Sex Talks…Keep Communication Lines Open


A 30 second conversation we have with our kids about purity or the sanctity of sex will have an impact. It will. Little conversations and touch points turn into volumes of great information and a solid foundation. Kelli reminds us of the value of keeping communication lines open…even about sex.


As for other matters, brothers and sisters, we instructed you how to live in order to please God, as in fact you are living. It is God’s will that you should be sanctified: that you should avoid sexual immorality; that each of you should learn to control your own body in a way that is holy and honorable, not in passionate lust like the pagans, who do not know God; and that in this matter no one should wrong or take advantage of a brother or sister.  For God did not call us to be impure, but to live a holy life.  I Thessalonians 4:1, 3-5, 7 (start here … but pick up your bible and read the verses in between too!)

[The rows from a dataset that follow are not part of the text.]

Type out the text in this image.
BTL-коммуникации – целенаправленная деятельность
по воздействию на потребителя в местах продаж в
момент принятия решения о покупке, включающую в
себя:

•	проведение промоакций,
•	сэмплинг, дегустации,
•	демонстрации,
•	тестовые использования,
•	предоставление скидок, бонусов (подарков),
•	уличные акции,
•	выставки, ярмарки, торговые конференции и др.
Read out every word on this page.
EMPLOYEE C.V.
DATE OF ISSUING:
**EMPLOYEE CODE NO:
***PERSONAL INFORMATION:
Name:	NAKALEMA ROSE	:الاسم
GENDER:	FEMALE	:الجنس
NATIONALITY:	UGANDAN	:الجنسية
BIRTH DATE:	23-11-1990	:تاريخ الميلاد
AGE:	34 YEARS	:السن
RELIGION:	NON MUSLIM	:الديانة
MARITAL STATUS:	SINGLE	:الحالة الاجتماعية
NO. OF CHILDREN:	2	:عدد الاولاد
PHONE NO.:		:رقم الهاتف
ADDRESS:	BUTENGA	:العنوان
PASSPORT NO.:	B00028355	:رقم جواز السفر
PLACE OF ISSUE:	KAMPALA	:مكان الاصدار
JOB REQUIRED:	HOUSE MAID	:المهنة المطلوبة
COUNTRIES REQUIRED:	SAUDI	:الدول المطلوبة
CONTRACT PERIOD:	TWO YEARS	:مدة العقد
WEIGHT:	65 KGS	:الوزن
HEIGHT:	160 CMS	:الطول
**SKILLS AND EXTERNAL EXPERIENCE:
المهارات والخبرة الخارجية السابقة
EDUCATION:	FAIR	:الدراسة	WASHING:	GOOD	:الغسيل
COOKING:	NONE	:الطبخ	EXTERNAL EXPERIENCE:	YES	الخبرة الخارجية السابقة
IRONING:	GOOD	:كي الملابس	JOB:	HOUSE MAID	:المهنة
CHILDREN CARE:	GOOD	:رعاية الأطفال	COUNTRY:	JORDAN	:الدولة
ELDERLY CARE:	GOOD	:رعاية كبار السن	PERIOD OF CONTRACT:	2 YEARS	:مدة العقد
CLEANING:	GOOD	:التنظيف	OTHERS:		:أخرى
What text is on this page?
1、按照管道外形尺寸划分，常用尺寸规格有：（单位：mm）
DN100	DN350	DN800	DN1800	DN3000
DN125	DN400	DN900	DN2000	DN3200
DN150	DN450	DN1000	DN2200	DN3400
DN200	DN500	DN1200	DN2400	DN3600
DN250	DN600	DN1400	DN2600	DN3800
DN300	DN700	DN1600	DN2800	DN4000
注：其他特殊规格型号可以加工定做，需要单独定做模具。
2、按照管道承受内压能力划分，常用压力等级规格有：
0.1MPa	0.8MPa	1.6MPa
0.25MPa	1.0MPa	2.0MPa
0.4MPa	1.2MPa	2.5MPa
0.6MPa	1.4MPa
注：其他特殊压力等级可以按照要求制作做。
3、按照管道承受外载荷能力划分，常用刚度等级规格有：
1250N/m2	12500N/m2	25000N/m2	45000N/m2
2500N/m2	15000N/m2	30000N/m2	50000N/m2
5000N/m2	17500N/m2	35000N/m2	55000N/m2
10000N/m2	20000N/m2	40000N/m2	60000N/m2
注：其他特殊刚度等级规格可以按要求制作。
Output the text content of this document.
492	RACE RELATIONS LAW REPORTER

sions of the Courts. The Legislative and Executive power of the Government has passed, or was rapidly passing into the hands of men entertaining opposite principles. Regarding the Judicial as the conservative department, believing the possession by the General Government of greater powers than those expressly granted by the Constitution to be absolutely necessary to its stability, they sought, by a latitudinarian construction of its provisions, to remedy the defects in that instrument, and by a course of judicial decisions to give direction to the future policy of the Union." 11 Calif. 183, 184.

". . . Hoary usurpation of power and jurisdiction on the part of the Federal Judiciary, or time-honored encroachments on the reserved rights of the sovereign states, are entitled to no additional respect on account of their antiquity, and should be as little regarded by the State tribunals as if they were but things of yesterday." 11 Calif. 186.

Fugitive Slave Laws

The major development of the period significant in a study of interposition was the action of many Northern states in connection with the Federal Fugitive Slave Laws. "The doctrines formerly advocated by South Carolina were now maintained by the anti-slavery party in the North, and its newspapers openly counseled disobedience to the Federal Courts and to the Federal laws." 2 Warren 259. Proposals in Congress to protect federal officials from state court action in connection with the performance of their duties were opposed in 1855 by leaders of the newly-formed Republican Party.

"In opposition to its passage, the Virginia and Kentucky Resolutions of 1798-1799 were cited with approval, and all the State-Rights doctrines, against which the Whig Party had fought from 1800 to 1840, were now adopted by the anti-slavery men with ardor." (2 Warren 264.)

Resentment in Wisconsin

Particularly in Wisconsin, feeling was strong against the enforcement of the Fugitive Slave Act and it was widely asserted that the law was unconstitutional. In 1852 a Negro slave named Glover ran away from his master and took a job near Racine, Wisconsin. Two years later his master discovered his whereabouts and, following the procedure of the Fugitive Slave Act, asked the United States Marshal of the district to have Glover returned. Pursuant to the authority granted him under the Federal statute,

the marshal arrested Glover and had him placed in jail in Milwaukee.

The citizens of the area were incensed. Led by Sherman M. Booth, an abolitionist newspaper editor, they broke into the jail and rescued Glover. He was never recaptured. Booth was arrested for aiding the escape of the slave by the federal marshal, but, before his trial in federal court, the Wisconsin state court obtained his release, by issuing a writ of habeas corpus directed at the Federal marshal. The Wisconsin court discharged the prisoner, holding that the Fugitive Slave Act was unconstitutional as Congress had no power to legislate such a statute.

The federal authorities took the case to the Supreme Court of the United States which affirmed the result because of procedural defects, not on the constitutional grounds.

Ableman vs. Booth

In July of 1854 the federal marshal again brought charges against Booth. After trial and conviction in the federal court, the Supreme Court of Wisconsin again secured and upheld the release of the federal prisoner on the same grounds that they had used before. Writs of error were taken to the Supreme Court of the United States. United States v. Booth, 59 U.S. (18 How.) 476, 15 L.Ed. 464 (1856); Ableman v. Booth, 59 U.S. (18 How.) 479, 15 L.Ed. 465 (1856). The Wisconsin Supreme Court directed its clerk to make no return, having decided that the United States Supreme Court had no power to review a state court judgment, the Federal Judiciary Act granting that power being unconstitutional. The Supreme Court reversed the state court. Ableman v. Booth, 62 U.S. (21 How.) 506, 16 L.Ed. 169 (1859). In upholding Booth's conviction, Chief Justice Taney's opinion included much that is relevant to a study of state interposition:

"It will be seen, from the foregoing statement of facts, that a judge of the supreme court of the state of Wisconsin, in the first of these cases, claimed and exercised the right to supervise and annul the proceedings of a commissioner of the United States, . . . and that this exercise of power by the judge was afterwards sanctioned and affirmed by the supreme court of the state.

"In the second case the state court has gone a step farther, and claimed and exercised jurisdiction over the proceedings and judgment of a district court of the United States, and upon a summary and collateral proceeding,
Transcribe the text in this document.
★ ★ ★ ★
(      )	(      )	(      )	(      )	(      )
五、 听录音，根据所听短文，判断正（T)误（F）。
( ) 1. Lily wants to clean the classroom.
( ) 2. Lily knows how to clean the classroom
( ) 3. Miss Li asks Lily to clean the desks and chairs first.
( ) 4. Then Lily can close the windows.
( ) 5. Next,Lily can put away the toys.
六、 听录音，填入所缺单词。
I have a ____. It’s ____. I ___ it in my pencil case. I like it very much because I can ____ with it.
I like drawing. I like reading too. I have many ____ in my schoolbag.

“The Talk” is one that parents and children can be equally hesitant to start and equally relieved to finish. It is often scripted, planned and a “one and done” conversation.  There should be no difference in the way we treat the subject of sex and purity than other topics we desire our kids to manage well.  Time management, being a good friend, keeping your room clean are all disciplines that find their way into our weekly conversations.  Why would the subject of sex not be the same? It is as (if not more) important. 

  1. Go in with confidence. Our kids smell fear.  If they see that we are anxious, dreading and avoiding the subject they will too.  And we want our kids to come to us for true answers.  So be open, be available, take deep breaths. We can do this!
  2. Make it conversational. When watching TV, listening to a song or even seeing a billboard and an inappropriate scene or innuendo crosses your path, don’t flip the switch and change the subject.  Instead ask, “do you think that is how God wants us to view the opposite sex?”  “What do you think Jesus thinks about that?”  “How do you avoid situations like that?”.
  3. Recruit help. Find a friend, mentor, or a friend’s parent you trust and your child connects with then let them know … this person is great to talk to about anything, including questions about sex.  Sometimes mom and dad are the last person kids want to talk to about hard things.  I get that.  Make sure there is someone ready for when the questions come.   

Sure, our kid’s eyes might roll… but their hearts will be steady and engaged when they know they can talk with their parents about anything.  There is a confidence when they know “living holy” is something we are invested in cheering them through … in every area. 


Camper Corner:

(this varies greatly as to age …but start the conversation … it’s worth it!)

If I put a little bit of dirt in your water bottle would you want to drink it?  Why not?  Why do you think that it’s important to be pure?   How can we do that in all areas of our life?